Alors que Mme Yeats est une spécialiste des propriétés mathématiques des diagrammes de Feynman (outils servant à décrire des interactions entre particules), et que M. Cachazo est un expert des amplitudes dans plusieurs théories quantiques des champs, Mme Tejeda-Yeomans calcule des amplitudes et utilise des diagrammes de Feynman pour des applications phénoménologiques dans diverses expériences. Les possibilités d’échange de connaissances entre ces trois scientifiques sont évidentes et enthousiasmantes.

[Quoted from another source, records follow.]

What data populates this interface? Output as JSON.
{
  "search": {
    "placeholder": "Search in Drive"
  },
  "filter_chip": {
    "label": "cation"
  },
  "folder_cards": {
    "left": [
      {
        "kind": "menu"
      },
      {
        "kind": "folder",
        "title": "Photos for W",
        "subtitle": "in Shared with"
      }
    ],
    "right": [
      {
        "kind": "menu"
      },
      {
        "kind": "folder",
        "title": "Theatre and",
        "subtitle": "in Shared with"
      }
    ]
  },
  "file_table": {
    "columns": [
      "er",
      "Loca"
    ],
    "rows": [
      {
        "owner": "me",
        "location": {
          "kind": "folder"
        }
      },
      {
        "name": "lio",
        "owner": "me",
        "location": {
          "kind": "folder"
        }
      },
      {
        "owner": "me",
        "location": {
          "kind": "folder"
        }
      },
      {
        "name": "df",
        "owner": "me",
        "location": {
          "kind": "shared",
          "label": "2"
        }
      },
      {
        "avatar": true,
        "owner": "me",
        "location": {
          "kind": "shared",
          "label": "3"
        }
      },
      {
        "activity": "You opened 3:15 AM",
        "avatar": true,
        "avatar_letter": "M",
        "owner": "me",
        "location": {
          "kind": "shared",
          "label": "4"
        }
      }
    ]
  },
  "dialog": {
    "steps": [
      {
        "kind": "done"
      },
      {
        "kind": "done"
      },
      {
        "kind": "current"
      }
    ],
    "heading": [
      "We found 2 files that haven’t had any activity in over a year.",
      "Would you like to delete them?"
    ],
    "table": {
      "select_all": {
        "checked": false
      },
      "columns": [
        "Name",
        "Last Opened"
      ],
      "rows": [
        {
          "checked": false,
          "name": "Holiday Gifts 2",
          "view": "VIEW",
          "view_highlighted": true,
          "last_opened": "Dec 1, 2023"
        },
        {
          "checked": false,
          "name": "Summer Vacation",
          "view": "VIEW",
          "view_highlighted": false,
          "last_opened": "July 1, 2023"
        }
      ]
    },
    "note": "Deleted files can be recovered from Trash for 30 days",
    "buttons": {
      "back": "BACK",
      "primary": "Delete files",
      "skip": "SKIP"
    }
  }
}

Mme Tejeda-Yeomans dit à propos de cette série de séminaires : « Idéalement, nous aimerions que ce forum favorise de nouvelles avenues de recherche liées à la phénoménologie, et qui soient pertinentes pour des expériences actuelles et futures portant sur les interactions entre matière et rayonnement dans des conditions extrêmes. »

En réunissant des étudiants diplômés, des postdoctorants et des chercheurs représentant une vaste gamme de points de vue, le groupe espère susciter de nouvelles idées et « créer un dialogue permettant une sorte d’enrichissement mutuel de ces domaines. »

À propos de l’IP

L'Institut Périmètre est le plus grand centre de recherche en physique théorique au monde. Fondé en 1999, cet institut indépendant vise à favoriser les percées dans la compréhension fondamentale de notre univers, des plus infimes particules au cosmos tout entier. Les recherches effectuées à l’Institut Périmètre reposent sur l'idée que la science fondamentale fait progresser le savoir humain et catalyse l'innovation, et que la physique théorique d'aujourd'hui est la technologie de demain. Situé dans la région de Waterloo, cet établissement sans but lucratif met de l'avant un partenariat public-privé unique en son genre avec entre autres les gouvernements de l'Ontario et du Canada. Il facilite la recherche de pointe, forme la prochaine génération de pionniers de la science et communique le pouvoir de la physique grâce à des programmes primés d'éducation et de vulgarisation.